Could a meetup called “Context in Mobile UX Strategy: The Importance of Being Fickle” come only from someone with a background in continental philosophy? It appears that way when you’re talking to Thomas Wendt, a UX strategist and founder of Surrounding Signifiers, a strategy and design consultancy currently with an innovation team at American Express talking in a midtown Manhattan office. OLC attended this meetup on March 28, 2013.
The context Wendt is talking about concerns the discourse of a mobile UX strategy between user and (portable) device. “Strategy should also be movable, fickle and adaptive. We should be able to adjust based on changing priorities and contexts. It embraces the fickle nature of how we exist in the world.”
But Wendt is not fickle when it comes to mobile design practices, as he adheres to the following:
1. Contextual inquiry. Observe directly within the context of everyday use
2. Ethnography. Observe indirectly within the context of everyday use
3. Participatory design. Have users participate in the design process
4. Storyboarding. Sketch a narrative from beginning to end
5. Contextual personas. A great place to start…a terrible place to end(?)
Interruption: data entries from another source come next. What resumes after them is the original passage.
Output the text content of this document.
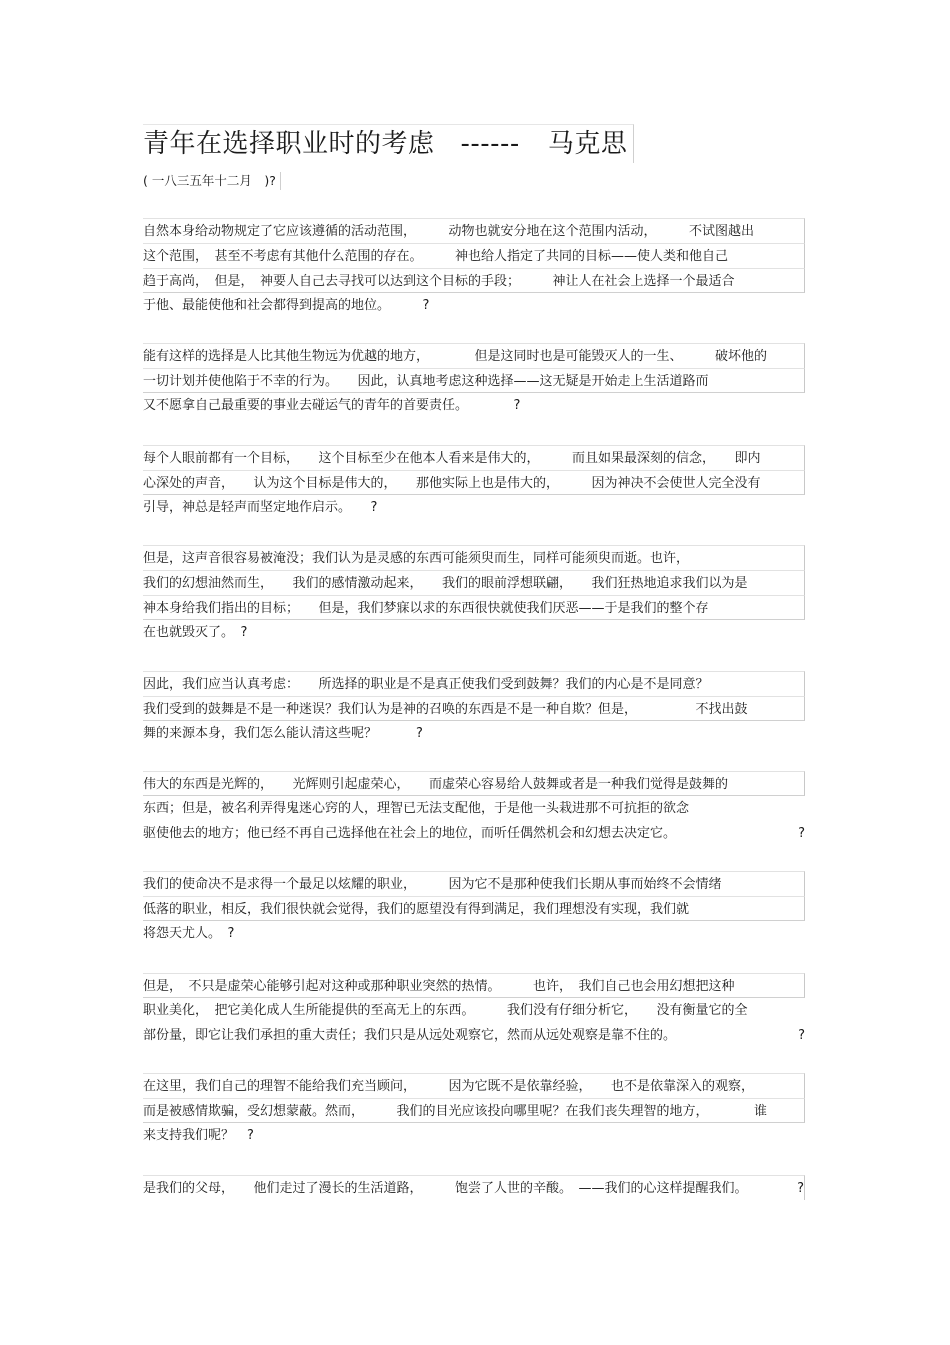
青年在选择职业时的考虑 ------ 马克思
( 一八三五年十二月　)?
自然本身给动物规定了它应该遵循的活动范围，　　　动物也就安分地在这个范围内活动，　　　不试图越出
这个范围，　甚至不考虑有其他什么范围的存在。　　　神也给人指定了共同的目标——使人类和他自己
趋于高尚，　但是，　神要人自己去寻找可以达到这个目标的手段；　　　神让人在社会上选择一个最适合
于他、最能使他和社会都得到提高的地位。　　　?
能有这样的选择是人比其他生物远为优越的地方，　　　　但是这同时也是可能毁灭人的一生、　　　破坏他的
一切计划并使他陷于不幸的行为。　　因此，认真地考虑这种选择——这无疑是开始走上生活道路而
又不愿拿自己最重要的事业去碰运气的青年的首要责任。　　　　?
每个人眼前都有一个目标，　　这个目标至少在他本人看来是伟大的，　　　而且如果最深刻的信念，　　即内
心深处的声音，　　认为这个目标是伟大的，　　那他实际上也是伟大的，　　　因为神决不会使世人完全没有
引导，神总是轻声而坚定地作启示。　　?
但是，这声音很容易被淹没；我们认为是灵感的东西可能须臾而生，同样可能须臾而逝。也许，
我们的幻想油然而生，　　我们的感情激动起来，　　我们的眼前浮想联翩，　　我们狂热地追求我们以为是
神本身给我们指出的目标；　　但是，我们梦寐以求的东西很快就使我们厌恶——于是我们的整个存
在也就毁灭了。　?
因此，我们应当认真考虑：　　所选择的职业是不是真正使我们受到鼓舞？我们的内心是不是同意？
我们受到的鼓舞是不是一种迷误？我们认为是神的召唤的东西是不是一种自欺？但是，　　　　　不找出鼓
舞的来源本身，我们怎么能认清这些呢？　　　?
伟大的东西是光辉的，　　光辉则引起虚荣心，　　而虚荣心容易给人鼓舞或者是一种我们觉得是鼓舞的
东西；但是，被名利弄得鬼迷心窍的人，理智已无法支配他，于是他一头栽进那不可抗拒的欲念
驱使他去的地方；他已经不再自己选择他在社会上的地位，而听任偶然机会和幻想去决定它。	?
我们的使命决不是求得一个最足以炫耀的职业，　　　因为它不是那种使我们长期从事而始终不会情绪
低落的职业，相反，我们很快就会觉得，我们的愿望没有得到满足，我们理想没有实现，我们就
将怨天尤人。　?
但是，　不只是虚荣心能够引起对这种或那种职业突然的热情。　　　也许，　我们自己也会用幻想把这种
职业美化，　把它美化成人生所能提供的至高无上的东西。　　　我们没有仔细分析它，　　没有衡量它的全
部份量，即它让我们承担的重大责任；我们只是从远处观察它，然而从远处观察是靠不住的。	?
在这里，我们自己的理智不能给我们充当顾问，　　　因为它既不是依靠经验，　　也不是依靠深入的观察，
而是被感情欺骗，受幻想蒙蔽。然而，　　　我们的目光应该投向哪里呢？在我们丧失理智的地方，　　　　谁
来支持我们呢？　?
是我们的父母，　　他们走过了漫长的生活道路，　　　饱尝了人世的辛酸。　——我们的心这样提醒我们。	?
Explaining the latter, he breaks the context of personas as doing (involving physical activity and ability habits), thinking (involving cognitive assumptions, educational ability) and feeling (involving psychological state, anxiety, confidence, stress, desire).
Context for him is cultural, for only then can have its meaning. For his industry, “meaning emerges out of the difference between self, world and micro world.”
What makes mobile portable? “Mobile is about potential and adaptation. The portable phone became mobile when we establish discourse with them,” he said.
Wendt emphasizes how the interface is not just a screen, but an interaction space. He sees how the interface has evolved from being a screen-based graphic to a discourse-based one that involves a more natural and organic interface—for instance, those touch-enabled computers and Google glasses.
Yes, it’s been that long since the era of the command line and graphical interfaces.